Now, both Franson and Kadri came in at below the amounts projected, with some excellent work done by Dave Nonis, which meant the team didn’t have to give up a roster player to keep either, but it also meant that they didn’t have a lot of space to sign depth. With an added centreman in Bolland and two new wingers, I agreed the opening day roster looked pretty good despite the (preventable) losses of Mikhail Grabovski and Clarke MacArthur.
But that roster came at the expense of depth. You can’t expect two thirds of the roster to play 82 games a season. You just can’t. Over the last three 82-game seasons, 324 players have suited up for at least 80 games, about 3-4 on average per team. It’s the manager’s job to put together a roster with depth so that injuries don’t get nullified. Sometimes, injuries can have pleasant effects—just look at how the rookie goaltender Martin Jones is faring with the injury to Jonathan Quick. One of the Vancouver Canucks’ top pairing defencemen, Chris Tanev, began to be used back during the 2010-2011 season when the team hit its 13th man on the depth chart. Injuries to centremen forced the Leafs hand and got them to pick up Peter Holland, who has been excellent in blue and white. You can do excellent things when given the opportunity to experiment with roster spots when players are injured.

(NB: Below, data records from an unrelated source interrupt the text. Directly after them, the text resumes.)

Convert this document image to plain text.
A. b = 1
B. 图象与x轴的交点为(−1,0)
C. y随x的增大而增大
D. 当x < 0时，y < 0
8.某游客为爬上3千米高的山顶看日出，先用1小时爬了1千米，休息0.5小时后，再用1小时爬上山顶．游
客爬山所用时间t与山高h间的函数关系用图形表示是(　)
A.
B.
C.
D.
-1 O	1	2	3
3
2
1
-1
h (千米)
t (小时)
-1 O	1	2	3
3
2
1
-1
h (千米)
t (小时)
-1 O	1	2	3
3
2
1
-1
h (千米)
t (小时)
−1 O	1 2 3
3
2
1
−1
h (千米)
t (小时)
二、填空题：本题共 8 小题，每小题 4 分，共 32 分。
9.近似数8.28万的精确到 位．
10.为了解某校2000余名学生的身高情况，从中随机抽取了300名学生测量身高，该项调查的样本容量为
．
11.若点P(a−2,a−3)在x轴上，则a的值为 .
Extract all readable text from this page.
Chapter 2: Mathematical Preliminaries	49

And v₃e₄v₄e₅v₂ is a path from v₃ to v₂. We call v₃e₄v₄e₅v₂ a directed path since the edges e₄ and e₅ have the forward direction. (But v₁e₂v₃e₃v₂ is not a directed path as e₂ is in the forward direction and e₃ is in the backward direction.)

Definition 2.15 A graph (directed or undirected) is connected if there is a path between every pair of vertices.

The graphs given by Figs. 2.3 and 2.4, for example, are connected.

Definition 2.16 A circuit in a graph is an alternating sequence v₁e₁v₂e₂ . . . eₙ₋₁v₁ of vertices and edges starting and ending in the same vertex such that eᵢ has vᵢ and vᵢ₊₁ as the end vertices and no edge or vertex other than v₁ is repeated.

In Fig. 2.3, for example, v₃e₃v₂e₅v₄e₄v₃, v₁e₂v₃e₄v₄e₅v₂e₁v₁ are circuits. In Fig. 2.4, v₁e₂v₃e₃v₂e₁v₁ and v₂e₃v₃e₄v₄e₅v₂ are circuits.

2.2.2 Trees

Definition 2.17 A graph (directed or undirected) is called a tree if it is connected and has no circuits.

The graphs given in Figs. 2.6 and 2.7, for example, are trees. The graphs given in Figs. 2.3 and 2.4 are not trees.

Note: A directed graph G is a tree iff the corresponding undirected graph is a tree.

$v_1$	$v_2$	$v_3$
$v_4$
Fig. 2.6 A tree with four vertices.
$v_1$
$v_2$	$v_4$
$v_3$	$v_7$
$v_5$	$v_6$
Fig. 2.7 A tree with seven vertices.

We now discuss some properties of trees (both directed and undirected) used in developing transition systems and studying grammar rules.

James Reimer touched on all this in his post-game interview after the loss to Florida. Do you know what he means?
There’s never an excuse. There’s never an excuse. Injuries, tired, it’s all BS. It doesn’t, you know, those are excuses, and they’re useless, and so what it comes down to is your will. It’s your heart and your character, if you know what I mean. We should able to win with half of our guys out, you know what I mean? Just look at exhibition games, you know what I mean, you’re playing with half your lineup and sometimes you’re playing against a team that has their full lineup, and I know maybe the game doesn’t mean as much, but there’s still ‘the underdog wins’. There should be no reason, there should be no excuses, you know, that’s negative stuff. All you can focus on is what you yourself can do to get prepared and then be your best, and trust that your teammate across from you is doing the same thing.
Part of the problem is that the Leafs have just two wins this season where their starting goaltending didn’t steal them the win. That was the home game against Edmonton early in the season where Joffrey Lupul tied the game with 19 seconds to go, and against Chicago when Jonathan Bernier had a pedestrian game in a 7-3 win.
As for now, I agree with Reimer. Injuries are not excuses. Injuries are injuries, injuries breed opportunity and teams have succeeded without star players before. The Leafs aren’t losing because they don’t have David Bolland, the Leafs are losing and David Bolland happens to be the lineup change that syncs up with the sudden slide. It’s confirmatory but doesn’t explain. Bolland didn’t blow up the ship, he was simply the last to get off of it before it exploded.